Klimageräte sollten auch Leistung bringen. Foto: VZ NRW/Adpic
Klimageräte sollten auch Leistung bringen. Foto: VZ NRW/Adpic

Velbert. Gerade an heißen Tagen locken zahlreiche Angebote für Klimageräte und versprechen schnelle Abkühlung zu günstigen Preisen. Nicht immer läuft der Verlauf seriös ab.


„Wir beobachten zunehmend Angebote, die zum spontanen Kauf verleiten, ihre Werbeversprechen in der Praxis jedoch kaum einhalten können“, sagt Andreas Adelberger, Leiter der Verbraucherzentrale NRW in Velbert.

Worauf bei Auswahl und Kauf zu achten ist, hat die Verbraucherzentrale NRW in fünf Tipps zusammengestellt.

Kein Mini-Klimagerät kühlt einen ganzen Raum

Verbraucher sollten vorab klären, wofür das Gerät angeschafft werden soll. Muss ein ganzer Raum gekühlt werden? Dann sollte das Gerät mindestens 60 Watt pro Quadratmeter Kühlleistung haben. Geht es nur darum, einer Person – zum Beispiel direkt am Arbeitsplatz – unmittelbar Abkühlung zu verschaffen? Dann ist oft ein Ventilator die bessere Wahl. Der hat zwar keine Kühlleistung, aber die bewegte Luft verschafft Abkühlung.

Wärme verschwindet nicht einfach

Wichtig ist zu prüfen, mit welcher Technik das Gerät die Raumluft kühlt – oder kühlen soll. Es gibt allerdings keine Wundertechnologie, die Wärme einfach verschwinden lässt. Das sind Versprechen, die nicht erfüllt werden können. Grundsätzlich gibt es zwei technische Möglichkeiten: Entweder entzieht das Gerät der Raumluft Wärme und gibt sie außerhalb des Gebäudes wieder ab (Prinzip Klimaanlage), oder es wird Wasser vernebelt, das der Raumluft Wärme entzieht (Prinzip Luftbefeuchter).
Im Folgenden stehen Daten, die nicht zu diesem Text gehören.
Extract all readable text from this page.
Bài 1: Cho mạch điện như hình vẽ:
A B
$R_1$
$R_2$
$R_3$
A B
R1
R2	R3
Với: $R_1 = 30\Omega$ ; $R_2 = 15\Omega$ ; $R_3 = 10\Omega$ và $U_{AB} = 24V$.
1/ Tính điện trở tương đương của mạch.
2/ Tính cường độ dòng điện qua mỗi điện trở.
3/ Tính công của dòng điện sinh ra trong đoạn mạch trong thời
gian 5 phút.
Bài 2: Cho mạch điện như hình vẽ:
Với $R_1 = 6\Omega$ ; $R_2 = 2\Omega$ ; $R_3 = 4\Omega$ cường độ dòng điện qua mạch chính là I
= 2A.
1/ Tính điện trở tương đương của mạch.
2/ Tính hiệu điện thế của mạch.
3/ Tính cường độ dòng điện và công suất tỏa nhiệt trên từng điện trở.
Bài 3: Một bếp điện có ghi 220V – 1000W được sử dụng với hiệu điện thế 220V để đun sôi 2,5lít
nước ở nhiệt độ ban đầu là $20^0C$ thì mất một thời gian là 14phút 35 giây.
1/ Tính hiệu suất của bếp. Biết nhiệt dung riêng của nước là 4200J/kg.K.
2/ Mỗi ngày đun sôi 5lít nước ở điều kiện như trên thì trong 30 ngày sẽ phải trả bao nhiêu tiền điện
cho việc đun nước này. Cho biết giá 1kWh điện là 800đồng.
Bei Klimaanlagen sollte drauf geachtet werden, dass die entzogene Wärme mit einem Schlauch (Monoblock) oder einem separaten Anlagenteil (Split-Unit) nach außen transportiert wird. Anderenfalls bleibt die Wärme im Raum und der Kühleffekt ist gleich Null.

Luftbefeuchter: Einfache Kühlung, herausfordernde Handhabung

Bei Luftbefeuchtern sollten Verbraucher unbedingt auf die Warnhinweise und Reinigungsanforderungen der Hersteller achten. Manche Gerätehersteller raten zu einem wöchentlichen Wassertausch und der Reinigung mit Essig oder Zitronensäure. Andernfalls könnten sich Bakterien wie zum Beispiel Legionellen vermehren und die Gesundheit gefährden.

Sind Produkt und Anbieter seriös?

Fehlen technische Angaben wie die elektrische Leistung oder ist die Produktbeschreibung unverständlich? Dann sollten Verbraucher besser auf eine Bestellung verzichten. Ein Indiz für Seriosität kann ein deutscher Firmenname mit einer „de“-Websiteadresse sein – garantiert ist das aber nicht. Auch wenn alles stimmig klingt, sollte man das Impressum und die hinterlegten Allgemeinen Geschäftsbedingungen (AGB) prüfen.

Hinter vielen vermeintlich in Deutschland angesiedelten Onlineshops verbergen sich Unternehmen mit Adressen im außereuropäischen Ausland, oft in Fernost, die lediglich den Eindruck eines deutschen Produktions- oder Unternehmenssitzes erwecken. Die Ware ist oft von schlechter Qualität und entspricht nicht den europäischen Sicherheitsvorschriften. Gerade bei technischen Geräten droht so Gefahr. Darüber hinaus kann die Durchsetzung der eigenen Rechte bei Shops mit Standort in Fernost sehr schwierig sein.

Ob es sich bei den Anbietern um einen Fakeshop handelt, können Verbraucher mit dem Fakeshopfinder der Verbraucherzentrale herausfinden: www.verbraucherzentrale.de

Eine Liste mit gemeldeten Anbietern, die über ihre Herkunft täuschen, findet sich auf den Seiten der Verbraucherzentrale Hamburg: www.vzhh.de.